Winning the lottery and other certainties
Every now and again, someone who knows that I'm a software developer, but is not a software developer him- or herself, tells me about how much money certain software developers make by developing mobile applications (or, in one recent case, web sites). Knowing quite a few software developers (including myself) who are somewhat less wealthy than the heroes of these stories, I've come to suspect that telling the stories is akin to telling an out-of-work actor that Tom Cruise makes millions of dollars starring in Hollywood blockbusters. Sure, a select few people do make millions of dollars by hitting upon the right software or being picked up for the right films, but most of us surely have much more modest prospects — just ask your average actor.
The Sydney Morning Herald recently ran a happy, but measured, story along these lines in its "My Career" section (Dotty over phone apps, 29-30 March 2014, p. 13). It's not completely clear to me what the hero of the article is actually employed to do, but the thrust of the article is that he has successfully converted an interest in computing into a career by finding work with an iPhone app developer. In that sense, he doesn't seem much different from me or a lot of other computer scientists: we started out with an interest in computing, got degrees in it, and ended up working with computers in one capacity or another. I imagine similar things happen for people with interests in other things, at least some of the time.
To its credit, the SMH story doesn't make it out to be quite so easy as my non-developer colleagues sometimes seem to think it is, and nor is its hero made out to be particularly wealthy. Nonetheless, My Career and similar publications only interview winners: people reading the employment pages of the newspaper aren't likely to be seduced by the lives of sessional academics, out-of-work actors and other frustrated folks.

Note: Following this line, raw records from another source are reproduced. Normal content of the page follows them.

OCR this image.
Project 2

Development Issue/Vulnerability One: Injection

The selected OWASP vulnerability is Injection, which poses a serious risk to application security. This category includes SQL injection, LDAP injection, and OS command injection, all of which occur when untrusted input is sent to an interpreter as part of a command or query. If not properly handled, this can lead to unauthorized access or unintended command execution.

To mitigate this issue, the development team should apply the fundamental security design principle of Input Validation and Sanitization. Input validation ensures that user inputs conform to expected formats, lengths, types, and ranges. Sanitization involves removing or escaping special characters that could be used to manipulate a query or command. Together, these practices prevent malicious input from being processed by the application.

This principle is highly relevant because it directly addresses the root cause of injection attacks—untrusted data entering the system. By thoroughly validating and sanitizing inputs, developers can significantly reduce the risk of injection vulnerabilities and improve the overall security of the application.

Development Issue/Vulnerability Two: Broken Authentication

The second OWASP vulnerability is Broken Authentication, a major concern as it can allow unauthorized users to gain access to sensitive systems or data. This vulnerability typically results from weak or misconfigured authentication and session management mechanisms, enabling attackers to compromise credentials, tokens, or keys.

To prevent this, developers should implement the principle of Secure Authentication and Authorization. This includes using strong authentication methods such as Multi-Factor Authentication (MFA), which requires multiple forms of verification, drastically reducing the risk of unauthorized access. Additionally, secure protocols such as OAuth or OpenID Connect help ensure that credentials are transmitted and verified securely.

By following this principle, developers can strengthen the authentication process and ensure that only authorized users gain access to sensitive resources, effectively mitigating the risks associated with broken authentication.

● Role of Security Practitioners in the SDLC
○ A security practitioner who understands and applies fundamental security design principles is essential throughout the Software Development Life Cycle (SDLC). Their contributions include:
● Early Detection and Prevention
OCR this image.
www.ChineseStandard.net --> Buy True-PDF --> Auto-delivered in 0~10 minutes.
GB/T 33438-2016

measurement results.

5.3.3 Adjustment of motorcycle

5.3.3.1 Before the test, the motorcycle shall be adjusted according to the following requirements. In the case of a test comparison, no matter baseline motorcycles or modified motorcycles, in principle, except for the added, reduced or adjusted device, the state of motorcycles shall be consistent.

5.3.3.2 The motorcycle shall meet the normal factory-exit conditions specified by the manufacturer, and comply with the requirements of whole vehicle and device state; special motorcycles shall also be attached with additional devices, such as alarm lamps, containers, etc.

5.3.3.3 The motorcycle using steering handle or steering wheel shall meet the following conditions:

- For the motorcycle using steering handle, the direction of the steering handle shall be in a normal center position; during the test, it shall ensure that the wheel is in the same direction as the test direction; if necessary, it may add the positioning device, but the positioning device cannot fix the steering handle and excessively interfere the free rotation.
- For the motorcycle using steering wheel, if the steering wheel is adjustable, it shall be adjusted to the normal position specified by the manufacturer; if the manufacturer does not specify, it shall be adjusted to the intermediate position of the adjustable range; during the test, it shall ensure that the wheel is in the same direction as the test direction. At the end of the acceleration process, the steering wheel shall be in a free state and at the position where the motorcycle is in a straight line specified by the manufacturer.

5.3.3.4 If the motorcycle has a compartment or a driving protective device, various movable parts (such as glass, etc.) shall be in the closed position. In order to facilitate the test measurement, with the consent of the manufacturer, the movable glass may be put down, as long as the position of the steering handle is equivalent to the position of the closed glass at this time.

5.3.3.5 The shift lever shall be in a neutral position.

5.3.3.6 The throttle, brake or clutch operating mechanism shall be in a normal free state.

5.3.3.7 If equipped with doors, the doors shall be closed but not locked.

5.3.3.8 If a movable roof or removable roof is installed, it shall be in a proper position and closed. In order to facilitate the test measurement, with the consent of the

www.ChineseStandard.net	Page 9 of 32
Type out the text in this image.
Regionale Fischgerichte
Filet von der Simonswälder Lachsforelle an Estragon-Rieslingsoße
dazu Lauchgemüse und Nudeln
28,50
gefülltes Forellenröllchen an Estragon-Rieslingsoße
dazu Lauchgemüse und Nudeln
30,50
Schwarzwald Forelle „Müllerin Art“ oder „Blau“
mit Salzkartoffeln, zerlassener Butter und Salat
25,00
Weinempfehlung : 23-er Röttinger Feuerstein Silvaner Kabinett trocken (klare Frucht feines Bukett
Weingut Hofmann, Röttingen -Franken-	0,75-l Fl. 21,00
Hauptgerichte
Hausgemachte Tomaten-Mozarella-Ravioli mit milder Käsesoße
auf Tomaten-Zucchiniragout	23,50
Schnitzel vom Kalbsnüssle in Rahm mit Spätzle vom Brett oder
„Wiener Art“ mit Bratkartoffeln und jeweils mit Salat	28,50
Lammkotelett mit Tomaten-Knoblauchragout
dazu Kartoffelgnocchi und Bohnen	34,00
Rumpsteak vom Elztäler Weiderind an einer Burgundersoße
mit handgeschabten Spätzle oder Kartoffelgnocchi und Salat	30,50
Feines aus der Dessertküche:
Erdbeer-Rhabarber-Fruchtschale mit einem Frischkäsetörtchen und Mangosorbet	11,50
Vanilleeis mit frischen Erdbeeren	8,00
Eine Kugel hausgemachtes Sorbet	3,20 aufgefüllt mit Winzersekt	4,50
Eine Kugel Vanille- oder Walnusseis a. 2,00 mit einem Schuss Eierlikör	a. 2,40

I suppose a gung-ho business type might say that I lack the entrepreneurial spirit required to create an opportunity that would make me rich. Perhaps I do: I'm typically risk-averse and I didn't take up engineering because I was interested in running businesses (or, for that matter, because I expected to be wealthy). But I think such gung-ho-ness might also be glossing over the part of the definition of entrepreneur that involves being the one who bears the risk of an enterprise. Cherry-picking the fates of successful entrepreneurs, who accepted the risk and won, ignores the fate of the many entrepreneurs who accepted the risk and lost. The result is the dubious supposition that entrepreneurial behaviour is a sure path to wealth.
Coincidentally, the April 2014 issue of IEEE Spectrum contained an insert full of advice to job-seeking graduates that nicely illustrates this sort of cherry-picking, apparently unconsciously: three short articles outlining all the wonderful job opportunities that exist throughout the world are followed by a long article (How to Stand Out in Your Job Search) describing how graduates can stand out from the hundreds of other graduates also seeking such opportunities. Sure, someone out of those hundreds is going to end up with the job, and you have to be in it to win it, but surely no level-headed assessment of such competition could conclude that everyone, or even many people, are destined to win.